When \(\delta _{i} = 0\) the KRZ metric (1) reduces to the Kerr one. One can get the expression for \(g_{rr}\) as

$$\begin{aligned} g_{rr} ={\varSigma } \frac{B^{2}}{N^{2}}, \end{aligned}$$

where:

$$\begin{aligned} {\varSigma }&=1+\frac{{\tilde{a}}^{2}}{r^{2}} \cos ^{2} \theta \nonumber \\ B&=1+\delta _{4} r_{0}^{2} / {\tilde{r}}^{2}+\delta _{5} r_{0}^{2} \cos ^{2} \theta / {\tilde{r}}^{2} \nonumber \\ {N}^{2}&=\left( 1-{{r}_{0}}/{\tilde{r}} \right) \nonumber \\&\quad \times \left[ 1-{{\epsilon }_{0}}{{r}_{0}}/{\tilde{r}}+\left( {{k}_{00}}-{{\epsilon }_{0}} \right) r_{0}^{2}/{{{{\tilde{r}}}}^{2}}+{{\delta }_{1}}r_{0}^{3}/{{{{\tilde{r}}}}^{3}} \right] \nonumber \\&\quad +[ {{a}_{20}}r_{0}^{3}/{{{{\tilde{r}}}}^{3}}+{{a}_{21}}r_{0}^{4}/{{{{\tilde{r}}}}^{4}}+{{k}_{21}}r_{0}^{3}/{{{{\tilde{r}}}}^{3}}L]{{\cos }^{2}}\theta \end{aligned}$$

(C.1)

when \(\delta _{i} = 0\), then we get

$$\begin{aligned} N^{2}= & {} (a^2+{\tilde{r}}^2-2{\tilde{r}})/{\tilde{r}}^2, \end{aligned}$$

(C.2)

$$\begin{aligned} B= & {} 1, \end{aligned}$$

(C.3)

$$\begin{aligned} {\varSigma }(r, \theta )= & {} 1+\frac{{\tilde{a}}^{2}}{{\tilde{r}}^{2}} \cos ^{2} \theta , \end{aligned}$$

(C.4)

and

$$\begin{aligned} g_{rr} = \frac{{\tilde{r}}^{2}+{\tilde{a}}^2 \cos ^{2} \theta }{{\tilde{r}}^2-2{\tilde{r}}+{\tilde{a}}^2}, \end{aligned}$$

(C.5)

which coincides the metric component \(g_{rr}\) in Kerr metric with the unit mass \(M =1\).
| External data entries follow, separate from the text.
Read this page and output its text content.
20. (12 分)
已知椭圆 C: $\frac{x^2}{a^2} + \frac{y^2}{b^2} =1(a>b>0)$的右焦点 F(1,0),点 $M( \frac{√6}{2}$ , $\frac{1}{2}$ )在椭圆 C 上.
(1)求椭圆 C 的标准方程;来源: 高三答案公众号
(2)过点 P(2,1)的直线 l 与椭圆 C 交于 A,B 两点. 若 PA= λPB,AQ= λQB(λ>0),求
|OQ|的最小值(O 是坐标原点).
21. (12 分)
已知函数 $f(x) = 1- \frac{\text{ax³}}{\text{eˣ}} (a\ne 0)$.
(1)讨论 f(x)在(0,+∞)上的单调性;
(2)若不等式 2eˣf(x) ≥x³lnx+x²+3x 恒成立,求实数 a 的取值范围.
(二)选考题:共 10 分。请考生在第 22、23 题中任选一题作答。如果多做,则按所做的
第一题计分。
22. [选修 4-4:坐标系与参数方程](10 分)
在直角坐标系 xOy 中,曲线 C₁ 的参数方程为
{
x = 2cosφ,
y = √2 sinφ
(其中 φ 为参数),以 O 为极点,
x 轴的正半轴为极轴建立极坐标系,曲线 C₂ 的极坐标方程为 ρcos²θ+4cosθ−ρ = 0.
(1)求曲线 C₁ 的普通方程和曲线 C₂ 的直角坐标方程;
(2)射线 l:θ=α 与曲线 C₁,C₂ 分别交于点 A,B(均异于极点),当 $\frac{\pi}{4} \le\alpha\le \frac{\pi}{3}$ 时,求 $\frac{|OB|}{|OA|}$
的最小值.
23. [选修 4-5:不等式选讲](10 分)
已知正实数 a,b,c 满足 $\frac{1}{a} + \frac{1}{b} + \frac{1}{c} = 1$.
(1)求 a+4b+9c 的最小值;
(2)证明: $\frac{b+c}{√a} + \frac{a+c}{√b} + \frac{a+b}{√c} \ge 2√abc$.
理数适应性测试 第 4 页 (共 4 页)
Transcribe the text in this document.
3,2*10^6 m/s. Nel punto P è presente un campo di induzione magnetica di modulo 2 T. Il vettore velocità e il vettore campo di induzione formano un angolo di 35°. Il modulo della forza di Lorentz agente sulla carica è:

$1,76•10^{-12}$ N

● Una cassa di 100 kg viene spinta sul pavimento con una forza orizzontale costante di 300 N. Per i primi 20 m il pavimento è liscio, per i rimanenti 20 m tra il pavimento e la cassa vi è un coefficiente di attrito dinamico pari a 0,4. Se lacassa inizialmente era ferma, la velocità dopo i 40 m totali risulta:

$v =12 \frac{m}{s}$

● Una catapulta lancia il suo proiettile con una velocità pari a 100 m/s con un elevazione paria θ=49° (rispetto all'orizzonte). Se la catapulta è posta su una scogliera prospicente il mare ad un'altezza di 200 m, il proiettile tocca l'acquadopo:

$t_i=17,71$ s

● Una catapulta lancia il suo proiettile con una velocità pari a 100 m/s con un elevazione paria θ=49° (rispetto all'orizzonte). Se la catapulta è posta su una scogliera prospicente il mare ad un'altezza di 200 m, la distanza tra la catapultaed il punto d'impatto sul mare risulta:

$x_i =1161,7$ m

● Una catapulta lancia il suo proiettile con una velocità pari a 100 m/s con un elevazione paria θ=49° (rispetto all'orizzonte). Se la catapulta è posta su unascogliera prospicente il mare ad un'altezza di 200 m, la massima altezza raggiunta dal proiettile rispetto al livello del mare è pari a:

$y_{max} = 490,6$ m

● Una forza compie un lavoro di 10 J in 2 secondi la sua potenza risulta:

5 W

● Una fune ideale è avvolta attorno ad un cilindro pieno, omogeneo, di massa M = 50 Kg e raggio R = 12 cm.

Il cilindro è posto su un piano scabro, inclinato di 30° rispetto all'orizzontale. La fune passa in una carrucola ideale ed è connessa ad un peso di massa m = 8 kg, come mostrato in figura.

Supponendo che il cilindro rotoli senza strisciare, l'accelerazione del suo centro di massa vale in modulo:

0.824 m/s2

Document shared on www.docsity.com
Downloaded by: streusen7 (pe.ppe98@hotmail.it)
However in [31] authors have written \(N^{2}\) in the form:

$$\begin{aligned} N^{2}&=\left( 1-\frac{r_{0}}{{\tilde{r}}}\right) \left[ 1-\frac{\epsilon _{0} r_{0}}{{\tilde{r}}}+\left( k_{00}-\epsilon _{0}\right) \frac{r_{0}^{2}}{{\tilde{r}}^{2}}+\frac{\delta _{1} r_{0}^{3}}{{\tilde{r}}^{3}}\right] \nonumber \\&\quad +\left[ \left( k_{21}+a_{20}\right) \frac{r_{0}^{3}}{{\tilde{r}}^{3}}+\frac{a_{21} r_{0}^{4}}{{\tilde{r}}^{4}}\right] \cos ^{2} \theta . \end{aligned}$$

(C.6)

From (C.1) and (C.6), one can see the difference between the parameter \(N^{2}\) is the function in front of the \(\cos ^{2} \theta \). One can simplify the expression (C.6) and after simple calculation one may find the function in front of the \(\cos ^{2} \theta \) in the form

$$\begin{aligned} {[}a^4/({\tilde{r}}^3((1 - a^2)^(1/2) + 1)) - a^4/{\tilde{r}}^4], \end{aligned}$$

so (C.6) takes the form

$$\begin{aligned} N^{2}= & {} (a^2 + {\tilde{r}}^2 - 2{\tilde{r}})/{\tilde{r}}^2 \nonumber \\&+[a^4/({\tilde{r}}^3((1 - a^2)^(1/2) + 1))- a^4/{\tilde{r}}^4]\cos ^{2} \theta .\nonumber \\ \end{aligned}$$

(C.7)

When we put the function (C.7) into the function \(g_{rr}\), we find that the \(g_{rr}\) can not reduce to the \(g_{rr}\) for Kerr metric. However, since the parameters \(\delta _{7}\) and \(\delta _{8}\) have a small impact to the spacetime, one may neglect these parameter while using the KRZ paramertrization.